Até o dado momento, nenhum auxílio fora dado por parte dos poderes públicos. A Câmara de então, votou uma lei doando as importâncias dos impostos à grandiosa obra. O resultado final foi o patrimônio de 17 apólices no valor de 3.400.000 réis da Dívida Municipal que, infelizmente, as administrações posteriores vieram a revogar arbitrariamente (a prática da politicagem já existia).

Buscou-se o auxílio da Igreja Católica através do Dom Carloto Fernandes. Porém, com a demora de resposta do bispo, resolveu-se fundar uma Sociedade Civil e em assembleia realizada no Paço Municipal, a 02 de novembro de 1902, empossou-se a primeira diretoria que indicou como provedor o benemérito Barão de Guararema.

Com a organização da Sociedade de Santa Casa da Misericórdia, tornou maior impulso a idéia de conclusão das obras e, em 02 de junho de 1903, sob a supervisão de Pagano Bruno, reiniciaram-se os trabalhos.

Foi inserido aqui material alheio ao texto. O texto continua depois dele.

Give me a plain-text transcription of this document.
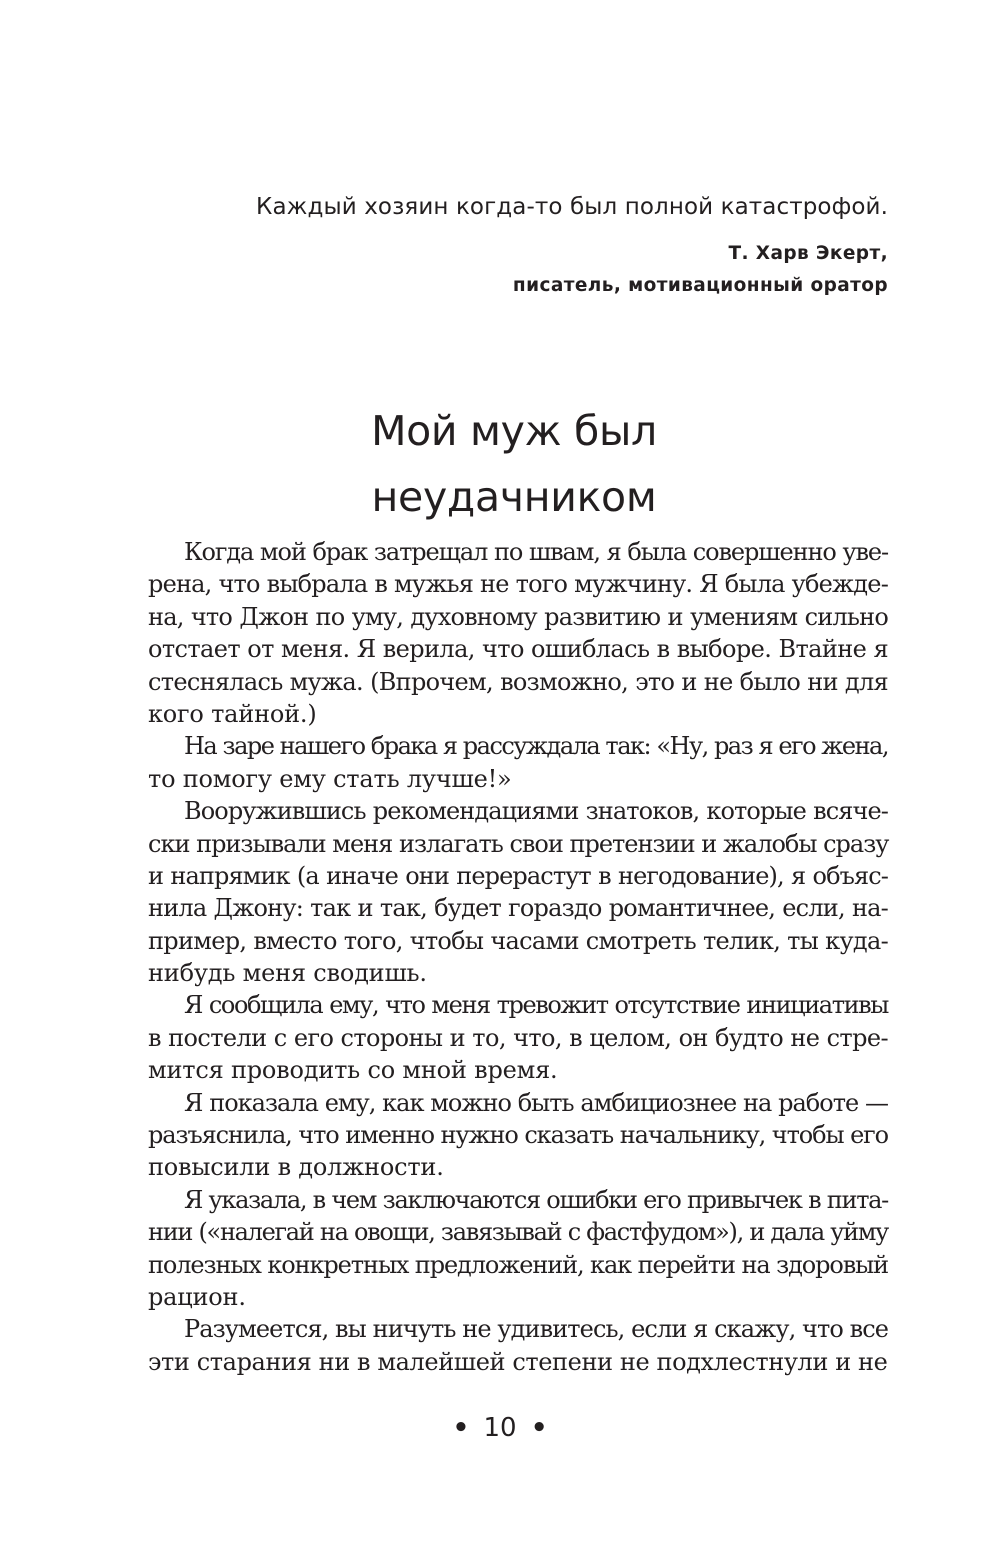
Каждый хозяин когда-то был полной катастрофой.

Т. Харв Экерт,

писатель, мотивационный оратор

Мой муж был
неудачником
Когда мой брак затрещал по швам, я была совершенно уве-
рена, что выбрала в мужья не того мужчину. Я была убежде-
на, что Джон по уму, духовному развитию и умениям сильно
отстает от меня. Я верила, что ошиблась в выборе. Втайне я
стеснялась мужа. (Впрочем, возможно, это и не было ни для
кого тайной.)
На заре нашего брака я рассуждала так: «Ну, раз я его жена,
то помогу ему стать лучше!»
Вооружившись рекомендациями знатоков, которые всяче-
ски призывали меня излагать свои претензии и жалобы сразу
и напрямик (а иначе они перерастут в негодование), я объяс-
нила Джону: так и так, будет гораздо романтичнее, если, на-
пример, вместо того, чтобы часами смотреть телик, ты куда-
нибудь меня сводишь.
Я сообщила ему, что меня тревожит отсутствие инициативы
в постели с его стороны и то, что, в целом, он будто не стре-
мится проводить со мной время.
Я показала ему, как можно быть амбициознее на работе —
разъяснила, что именно нужно сказать начальнику, чтобы его
повысили в должности.
Я указала, в чем заключаются ошибки его привычек в пита-
нии («налегай на овощи, завязывай с фастфудом»), и дала уйму
полезных конкретных предложений, как перейти на здоровый
рацион.
Разумеется, вы ничуть не удивитесь, если я скажу, что все
эти старания ни в малейшей степени не подхлестнули и не
• 10 •
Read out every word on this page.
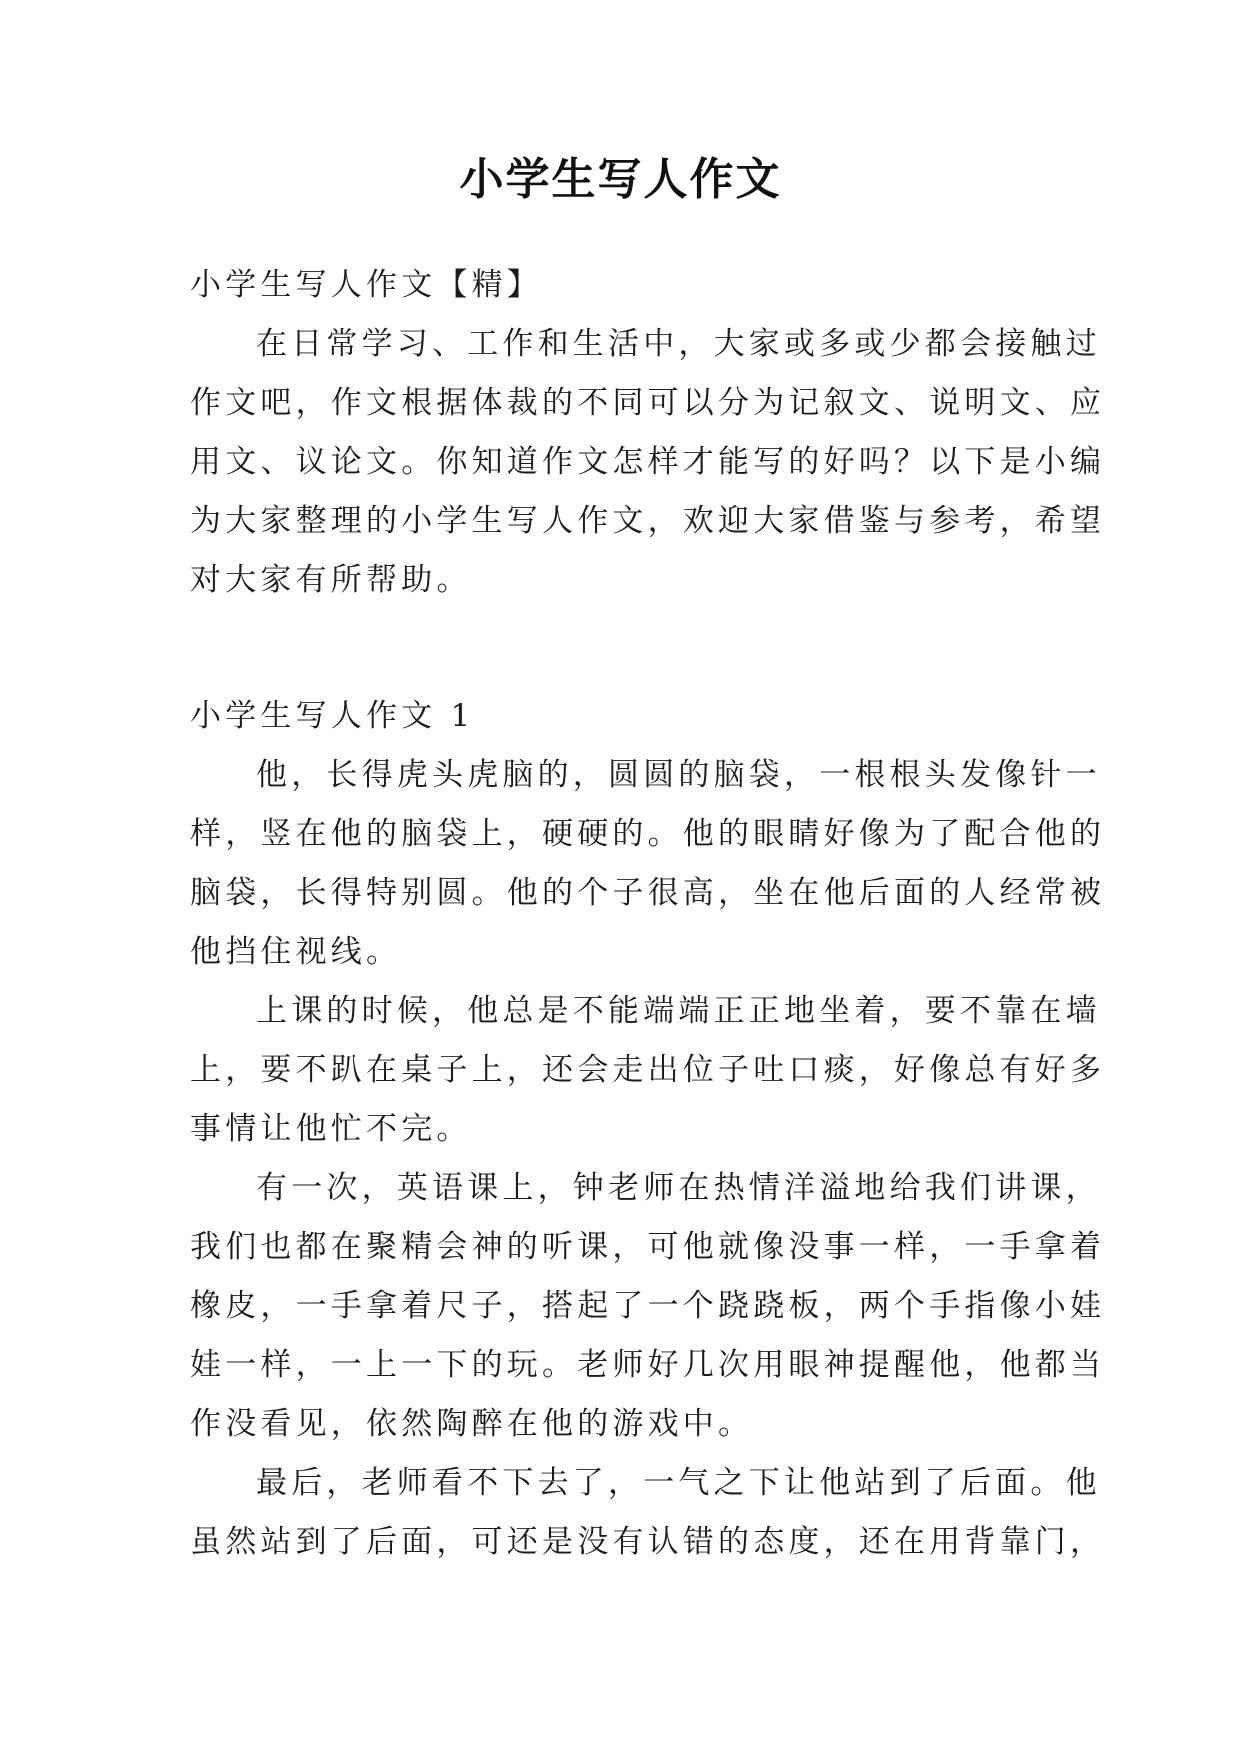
小学生写人作文
小学生写人作文【精】
在日常学习、工作和生活中，大家或多或少都会接触过
作文吧，作文根据体裁的不同可以分为记叙文、说明文、应
用文、议论文。你知道作文怎样才能写的好吗？以下是小编
为大家整理的小学生写人作文，欢迎大家借鉴与参考，希望
对大家有所帮助。
小学生写人作文 1
他，长得虎头虎脑的，圆圆的脑袋，一根根头发像针一
样，竖在他的脑袋上，硬硬的。他的眼睛好像为了配合他的
脑袋，长得特别圆。他的个子很高，坐在他后面的人经常被
他挡住视线。
上课的时候，他总是不能端端正正地坐着，要不靠在墙
上，要不趴在桌子上，还会走出位子吐口痰，好像总有好多
事情让他忙不完。
有一次，英语课上，钟老师在热情洋溢地给我们讲课，
我们也都在聚精会神的听课，可他就像没事一样，一手拿着
橡皮，一手拿着尺子，搭起了一个跷跷板，两个手指像小娃
娃一样，一上一下的玩。老师好几次用眼神提醒他，他都当
作没看见，依然陶醉在他的游戏中。
最后，老师看不下去了，一气之下让他站到了后面。他
虽然站到了后面，可还是没有认错的态度，还在用背靠门，
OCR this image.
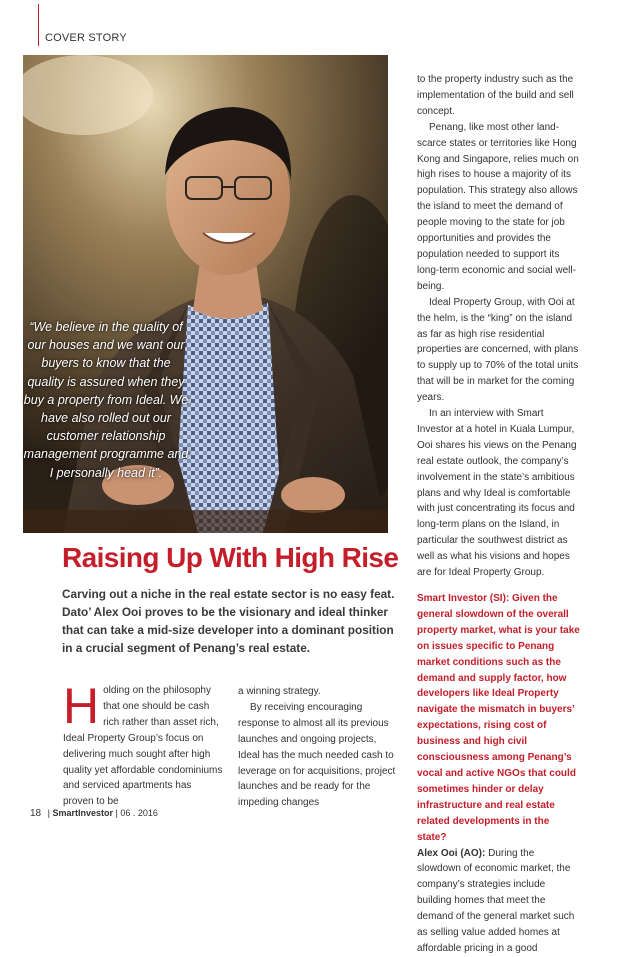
COVER STORY
“We believe in the quality of our houses and we want our buyers to know that the quality is assured when they buy a property from Ideal. We have also rolled out our customer relationship management programme and I personally head it”.
Raising Up With High Rise

Carving out a niche in the real estate sector is no easy feat. Dato’ Alex Ooi proves to be the visionary and ideal thinker that can take a mid-size developer into a dominant position in a crucial segment of Penang’s real estate.

H olding on the philosophy that one should be cash rich rather than asset rich, Ideal Property Group’s focus on delivering much sought after high quality yet affordable condominiums and serviced apartments has proven to be

a winning strategy.

By receiving encouraging response to almost all its previous launches and ongoing projects, Ideal has the much needed cash to leverage on for acquisitions, project launches and be ready for the impeding changes

to the property industry such as the implementation of the build and sell concept.

Penang, like most other land-scarce states or territories like Hong Kong and Singapore, relies much on high rises to house a majority of its population. This strategy also allows the island to meet the demand of people moving to the state for job opportunities and provides the population needed to support its long-term economic and social well-being.

Ideal Property Group, with Ooi at the helm, is the “king” on the island as far as high rise residential properties are concerned, with plans to supply up to 70% of the total units that will be in market for the coming years.

In an interview with Smart Investor at a hotel in Kuala Lumpur, Ooi shares his views on the Penang real estate outlook, the company’s involvement in the state’s ambitious plans and why Ideal is comfortable with just concentrating its focus and long-term plans on the Island, in particular the southwest district as well as what his visions and hopes are for Ideal Property Group.

Smart Investor (SI): Given the general slowdown of the overall property market, what is your take on issues specific to Penang market conditions such as the demand and supply factor, how developers like Ideal Property navigate the mismatch in buyers’ expectations, rising cost of business and high civil consciousness among Penang’s vocal and active NGOs that could sometimes hinder or delay infrastructure and real estate related developments in the state?

Alex Ooi (AO): During the slowdown of economic market, the company’s strategies include building homes that meet the demand of the general market such as selling value added homes at affordable pricing in a good

18 | SmartInvestor | 06 . 2016
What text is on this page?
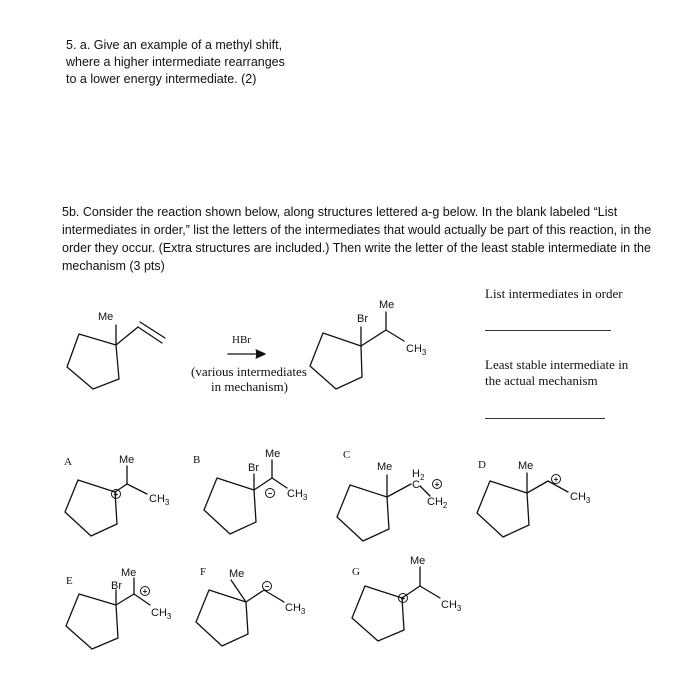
5. a. Give an example of a methyl shift, where a higher intermediate rearranges to a lower energy intermediate. (2)
5b. Consider the reaction shown below, along structures lettered a-g below. In the blank labeled “List intermediates in order,” list the letters of the intermediates that would actually be part of this reaction, in the order they occur. (Extra structures are included.) Then write the letter of the least stable intermediate in the mechanism (3 pts)
List intermediates in order
Least stable intermediate in
the actual mechanism
+	−
+
+
+
−
+
Me
HBr
(various intermediates
in mechanism)
Me
Br
$CH_3$
A	B	C
D
E
F	G
Me
$CH_3$
Me
Br
$CH_3$
Me
$H_2$
C
$CH_2$
Me
$CH_3$
Me
Br
$CH_3$
Me
$CH_3$
Me
$CH_3$
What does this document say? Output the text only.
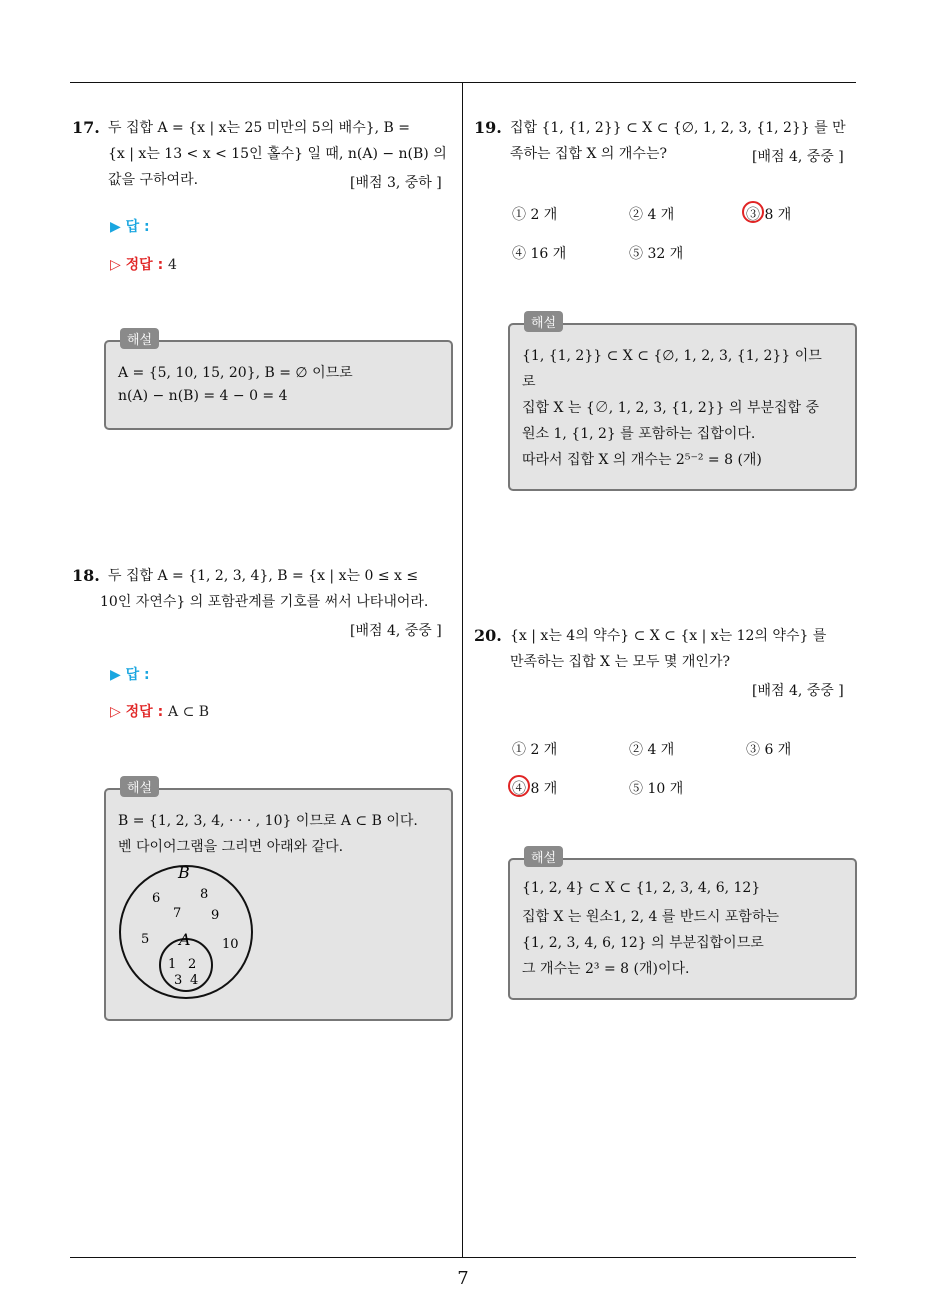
17. 두 집합 A = {x | x는 25 미만의 5의 배수}, B =
{x | x는 13 < x < 15인 홀수} 일 때, n(A) − n(B) 의
값을 구하여라.	[배점 3, 중하 ]
▶ 답 :
▷ 정답 : 4
A = {5, 10, 15, 20}, B = ∅ 이므로
n(A) − n(B) = 4 − 0 = 4
해설
18. 두 집합 A = {1, 2, 3, 4}, B = {x | x는 0 ≤ x ≤
10인 자연수} 의 포함관계를 기호를 써서 나타내어라.
[배점 4, 중중 ]
▶ 답 :
▷ 정답 : A ⊂ B
B = {1, 2, 3, 4, · · · , 10} 이므로 A ⊂ B 이다.
벤 다이어그램을 그리면 아래와 같다.
B
A
6	8
7 9
5	10
1 2
3 4
해설
19. 집합 {1, {1, 2}} ⊂ X ⊂ {∅, 1, 2, 3, {1, 2}} 를 만
족하는 집합 X 의 개수는?	[배점 4, 중중 ]
① 2 개	② 4 개	③ 8 개
④ 16 개	⑤ 32 개
{1, {1, 2}} ⊂ X ⊂ {∅, 1, 2, 3, {1, 2}} 이므
로
집합 X 는 {∅, 1, 2, 3, {1, 2}} 의 부분집합 중
원소 1, {1, 2} 를 포함하는 집합이다.
따라서 집합 X 의 개수는 2⁵⁻² = 8 (개)
해설
20. {x | x는 4의 약수} ⊂ X ⊂ {x | x는 12의 약수} 를
만족하는 집합 X 는 모두 몇 개인가?
[배점 4, 중중 ]
① 2 개	② 4 개	③ 6 개
④ 8 개	⑤ 10 개
{1, 2, 4} ⊂ X ⊂ {1, 2, 3, 4, 6, 12}
집합 X 는 원소1, 2, 4 를 반드시 포함하는
{1, 2, 3, 4, 6, 12} 의 부분집합이므로
그 개수는 2³ = 8 (개)이다.
해설
7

Mais donativos, concertos musicais no Teatro São José, mais quermesses e algumas poucas, mas sempre bem-vindas, verbas governamentais, fazia com que o edifício principal se concluísse aos poucos.

Em 19 de julho de 1908, Dr. Paulo Joaquim da Fonseca manda publicar um amplo relatório, onde diz: “Farei desta Casa um reduto de defesa à vossa saúde e dos nossos semelhantes e um templo de Amor ao próximo, onde se pratique a Caridade, essa medicina que emana do Céu, para acalmar as dores e suavizar o infortúnio dos desamparados da sorte, a Caridade que aprendemos nos ensinamentos do Evangelho, a Caridade paciente e benigna, que sabe sofrer e esperar, aureolada sempre pela cintilação da Fé”.

Hospital de Caridade em São José de Além Paraíba, com denominação jurídica Sociedade de Santa Casa de Misericórdia, nos dias atuais Hospital São Salvador: quanta luta em favor da assistência ao não e o carente povo alemparaibano para a sua conclusão!

Salão Nobre do Hospital São Salvador. (Foto: Blog Mauro Luiz Senra Fernandes)

Fonte: Jornal Além Parahyba, edição nº 174, de 1º de dezembro de 2000.